Due to the life cycle of SFTSV in nature, the genotype and evolution of SFTSV are closely correlated with the geographical region [15]. In evolutionary trees, SFTSV strains are categorized into two clades, the Chinese lineage (consisting of genotypes A-F, except B), which includes most strains from China and a few from South Korea, and the Japanese lineage (consisting of genotype B), which includes strains from South Korea and Japan and a few from China [16,17]. The most prevalent genotype in Japan and South Korea is subgenotype B-2, followed by B-3 and B-1 [18–20], whereas genotypes F, A, and D are the most common in China [21–23]. Vietnam has identified S segments of genotype B-3 [24].

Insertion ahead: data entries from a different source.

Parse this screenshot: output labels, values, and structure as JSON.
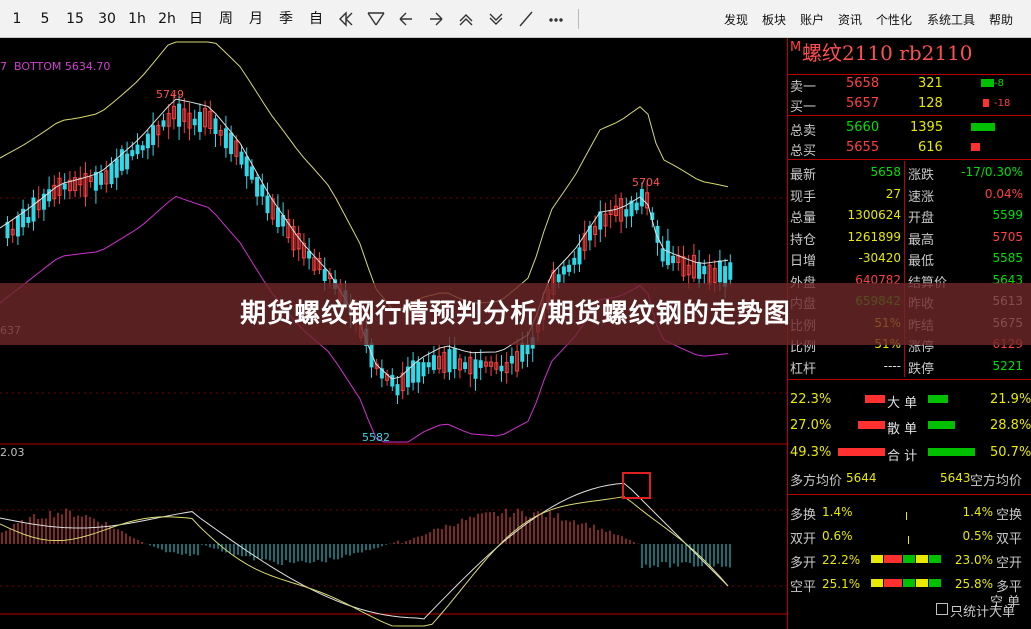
{
  "toolbar": {
    "periods": [
      "1",
      "5",
      "15",
      "30",
      "1h",
      "2h",
      "日",
      "周",
      "月",
      "季",
      "自"
    ],
    "menu": [
      "发现",
      "板块",
      "账户",
      "资讯",
      "个性化",
      "系统工具",
      "帮助"
    ]
  },
  "main_chart": {
    "bottom_label": "BOTTOM  5634.70",
    "y_tag": "637",
    "labels": {
      "high1": "5749",
      "high2": "5704",
      "low1": "5582"
    }
  },
  "macd": {
    "y_tag": "2.03"
  },
  "quote": {
    "symbol_flag": "M",
    "title": "螺纹2110 rb2110",
    "ask": {
      "label": "卖一",
      "price": "5658",
      "vol": "321",
      "chg": "-8"
    },
    "bid": {
      "label": "买一",
      "price": "5657",
      "vol": "128",
      "chg": "-18"
    },
    "total_ask": {
      "label": "总卖",
      "price": "5660",
      "vol": "1395"
    },
    "total_bid": {
      "label": "总买",
      "price": "5655",
      "vol": "616"
    },
    "stats": [
      {
        "l1": "最新",
        "v1": "5658",
        "c1": "green",
        "l2": "涨跌",
        "v2": "-17/0.30%",
        "c2": "green"
      },
      {
        "l1": "现手",
        "v1": "27",
        "c1": "yellow",
        "l2": "速涨",
        "v2": "0.04%",
        "c2": "red"
      },
      {
        "l1": "总量",
        "v1": "1300624",
        "c1": "yellow",
        "l2": "开盘",
        "v2": "5599",
        "c2": "green"
      },
      {
        "l1": "持仓",
        "v1": "1261899",
        "c1": "yellow",
        "l2": "最高",
        "v2": "5705",
        "c2": "red"
      },
      {
        "l1": "日增",
        "v1": "-30420",
        "c1": "yellow",
        "l2": "最低",
        "v2": "5585",
        "c2": "green"
      },
      {
        "l1": "外盘",
        "v1": "640782",
        "c1": "red",
        "l2": "结算价",
        "v2": "5643",
        "c2": "green"
      },
      {
        "l1": "内盘",
        "v1": "659842",
        "c1": "green",
        "l2": "昨收",
        "v2": "5613",
        "c2": "white"
      },
      {
        "l1": "比例",
        "v1": "51%",
        "c1": "yellow",
        "l2": "昨结",
        "v2": "5675",
        "c2": "white"
      },
      {
        "l1": "比例",
        "v1": "51%",
        "c1": "yellow",
        "l2": "涨停",
        "v2": "6129",
        "c2": "red"
      },
      {
        "l1": "杠杆",
        "v1": "----",
        "c1": "white",
        "l2": "跌停",
        "v2": "5221",
        "c2": "green"
      }
    ],
    "big": {
      "l_pct": "22.3%",
      "label": "大 单",
      "r_pct": "21.9%"
    },
    "retail": {
      "l_pct": "27.0%",
      "label": "散 单",
      "r_pct": "28.8%"
    },
    "total": {
      "l_pct": "49.3%",
      "label": "合 计",
      "r_pct": "50.7%"
    },
    "avg": {
      "long_label": "多方均价",
      "long": "5644",
      "short": "5643",
      "short_label": "空方均价"
    },
    "flows": [
      {
        "l1": "多换",
        "p1": "1.4%",
        "p2": "1.4%",
        "l2": "空换"
      },
      {
        "l1": "双开",
        "p1": "0.6%",
        "p2": "0.5%",
        "l2": "双平"
      },
      {
        "l1": "多开",
        "p1": "22.2%",
        "p2": "23.0%",
        "l2": "空开"
      },
      {
        "l1": "空平",
        "p1": "25.1%",
        "p2": "25.8%",
        "l2": "多平"
      }
    ],
    "bottom_flag": "空 单",
    "stat_checkbox": "只统计大单"
  },
  "banner": {
    "text": "期货螺纹钢行情预判分析/期货螺纹钢的走势图"
  }
}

SFTSV is spherical in shape with a diameter of 80–120 nm and has an RNA genome composed of three independent gene segments designated as large (L), medium (M), and small (S). The L segment encodes the RNA-directed RNA polymerase (RdRp), the M segment encodes the envelope glycoproteins (GPs) Gn and Gc that play important roles in receptor binding and entrance into cells, and the S segment is an ambisense RNA encoding a nucleocapsid protein (NP) and a nonstructural protein (NS) that interacts with the interferon signaling pathway and plays an important role in evading innate immunity [25,26]. Similar to other trisegmented RNA viruses, SFTSV has high substitution rates and recombinant and reassorted strains, leading to widespread geographical co-circulation of viral strains [27,28].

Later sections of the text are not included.